4. Materials and Methods

4.1. Chemicals

3-(4,5-Dimethylthiazol-2-yl)-2,5-diphenyltetrazolium bromide (MTT) was purchased from Nacalai Tesque Inc (Kyoto, Japan). Cisplatin, Lansoprazole, sodium deoxycholate (SDC), chloroacetamide (CAA), formic acid and ethyl acetate were purchased from Sigma-Aldrich (St. Louis, MO, USA). DTT and trypsin were from BioRad (Hercules, CA, USA) and Promega (Madison, WI, Wisconsin) respectively. The cell culture media, DMEM nutrient mixture F-12 (DMEM-F12), were obtained from Invitrogen (Carlsbad, CA, USA). Antibodies used for western blotting include CD63, CD9, CD81, Na+/K+ ATP1B3, EGFR were from Santa Cruz Biotechnology Inc (Dallas, TX, USA), while antibodies against HSC70 and GAPDH were from Cell Signaling Technology (Denver, MA, USA) and Beta-actin from Sigma Aldrich (St. Louis, MO, USA).

4.2. Cell Lines and Maintenance

The OSCC cell lines used in this study (H103,H157,H314,H357, H376, H400, H413 and BICR31) have been described previously [13,14] and were cultured in complete media which consisted of DMEM/F12 (Sigma-Aldrich, St. Louis, MO, USA) supplemented with 10% FBS (Gibco, Life Technologies, Gaithersburg, MD, USA), 1% penicillin-streptomycin-glutamine (Gibco, Life-Technologies, Gaithersburg, MD, USA) and 0.5 µg/mL hydrocortisone (Sigma-Aldrich, St. Louis, MO, USA), in a humidified incubator maintained at 37 °C with 5% CO2.

4.3. Cell Viability Assay

OSCC cells were seeded in 96-well plates at a density of 5000 cells per well and allowed to attach for 18 h, and then treated with cisplatin at the indicated concentrations for 24 and 48 h. Cell viability was then measured using MTT assay. Briefly, media containing cisplatin were removed from the wells and replaced with complete media containing 0.5 mg/mL MTT. After 3 h, media were removed and the formazan crystals dissolved using DMSO. The absorbance was then measured at 570 nm using a Tecan Infinite 200 microplate reader. All cell viability assays were performed in quadruplicate and the percentage of viable cells was derived using the following formula:
Cell viability (%) = (Absorbance of treated group/Absorbance of control group) × 100%
To study exosome inhibition and cisplatin sensitivity, OSCC cells were pretreated with 25 µM of Lansoprazole, a proton pump inhibitor (PPI) for 24 h and followed by cisplatin for 24 h. The viability of OSCC cells after cisplatin treatment with and without PPI pretreatment was measured using MTT assay.

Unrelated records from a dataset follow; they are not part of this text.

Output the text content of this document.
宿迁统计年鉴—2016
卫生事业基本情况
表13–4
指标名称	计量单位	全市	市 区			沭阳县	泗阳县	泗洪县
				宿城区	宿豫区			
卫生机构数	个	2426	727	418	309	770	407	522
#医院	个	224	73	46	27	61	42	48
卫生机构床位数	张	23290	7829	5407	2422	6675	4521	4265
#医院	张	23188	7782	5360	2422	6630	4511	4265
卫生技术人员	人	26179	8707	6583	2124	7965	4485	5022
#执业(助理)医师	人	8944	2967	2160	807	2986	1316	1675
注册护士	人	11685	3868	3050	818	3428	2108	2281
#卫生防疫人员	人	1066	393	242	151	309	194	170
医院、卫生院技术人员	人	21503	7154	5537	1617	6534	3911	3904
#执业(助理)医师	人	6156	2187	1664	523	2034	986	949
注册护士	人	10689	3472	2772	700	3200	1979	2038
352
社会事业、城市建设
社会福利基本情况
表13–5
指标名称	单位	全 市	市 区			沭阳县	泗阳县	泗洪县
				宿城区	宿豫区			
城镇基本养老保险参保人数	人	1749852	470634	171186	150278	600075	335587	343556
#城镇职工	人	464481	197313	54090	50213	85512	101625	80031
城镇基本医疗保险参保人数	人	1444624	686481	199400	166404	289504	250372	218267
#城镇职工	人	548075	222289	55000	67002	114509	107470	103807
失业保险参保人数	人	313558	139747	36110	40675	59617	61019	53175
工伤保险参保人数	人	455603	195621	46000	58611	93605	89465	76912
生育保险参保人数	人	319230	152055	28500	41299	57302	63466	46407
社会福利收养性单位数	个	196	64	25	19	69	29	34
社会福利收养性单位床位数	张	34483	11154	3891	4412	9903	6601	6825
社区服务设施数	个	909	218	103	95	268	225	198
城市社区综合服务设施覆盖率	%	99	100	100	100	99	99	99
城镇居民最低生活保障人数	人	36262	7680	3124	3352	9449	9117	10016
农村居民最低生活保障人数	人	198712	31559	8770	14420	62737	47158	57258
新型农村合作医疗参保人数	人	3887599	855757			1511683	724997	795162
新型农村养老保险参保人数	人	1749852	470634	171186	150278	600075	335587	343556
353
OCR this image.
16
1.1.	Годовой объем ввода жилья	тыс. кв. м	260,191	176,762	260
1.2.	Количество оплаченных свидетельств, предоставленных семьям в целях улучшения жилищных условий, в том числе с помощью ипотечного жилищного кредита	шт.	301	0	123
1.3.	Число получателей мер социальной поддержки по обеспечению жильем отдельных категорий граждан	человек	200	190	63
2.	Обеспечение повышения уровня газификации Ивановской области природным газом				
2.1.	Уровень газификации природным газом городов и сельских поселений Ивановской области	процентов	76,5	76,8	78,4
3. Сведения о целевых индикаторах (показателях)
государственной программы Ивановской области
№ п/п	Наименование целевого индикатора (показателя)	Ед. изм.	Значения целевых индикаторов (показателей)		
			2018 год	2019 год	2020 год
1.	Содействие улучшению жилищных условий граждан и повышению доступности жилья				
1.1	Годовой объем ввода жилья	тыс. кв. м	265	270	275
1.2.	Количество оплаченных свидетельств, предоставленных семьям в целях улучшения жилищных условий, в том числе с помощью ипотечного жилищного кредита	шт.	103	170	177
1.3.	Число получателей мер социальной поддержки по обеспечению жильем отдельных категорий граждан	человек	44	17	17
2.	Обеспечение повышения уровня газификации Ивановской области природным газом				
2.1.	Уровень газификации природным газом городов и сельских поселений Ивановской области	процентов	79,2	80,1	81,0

4.4. Establishment of Cisplatin-Resistant Cell Line

The cisplatin sensitive cell line, H103, was to establish a resistant subline using pulse treatment. Briefly, H103 cells were treated with 10 µM of cisplatin (IC50) for 24 h. The surviving cells were cultured in drug-free medium to recover and grow to confluency. Half of the confluent culture was then passaged to a new flask and treated again with 10 µM for 24 h and the surviving cells were then cultured in drug-free medium for recovery. After 2 weeks, the resistant colonies that survived were maintained in medium containing 10 µM of cisplatin. After 10 cell passages, the IC50 of the resistant cells was determined and compared to the parent cell control cells. Cells were maintained in drug-free medium for at least 4 weeks before experiments.

4.5. EV Isolation

OSCC cells cultured in the presence or absence of cisplatin (IC50) for 24 h were cultured in 40 mL of media containing EV-free FBS for 24 h. The cells were counted and the culture media centrifuged at 300× g for 10 min to remove floating cells, following by 2000× g for 10 min to remove dead cells at room temperature and 15,000× g for 30 min to remove cell debris at 4 °C. The supernatant was then centrifuged at 120,000× g for 80 min at 4 °C. The pellets from several tubes were combined and washed with phosphate-buffered saline (PBS) and pooled into one tube to concentrate the EVs by ultracentrifugation at 120,000× g for 80 min at 4 °C. The resulting EV pellet was resuspended in 100 µL of sterile PBS and stored at −80 °C. The protein content of the isolated EVs was determined using Bradford assays.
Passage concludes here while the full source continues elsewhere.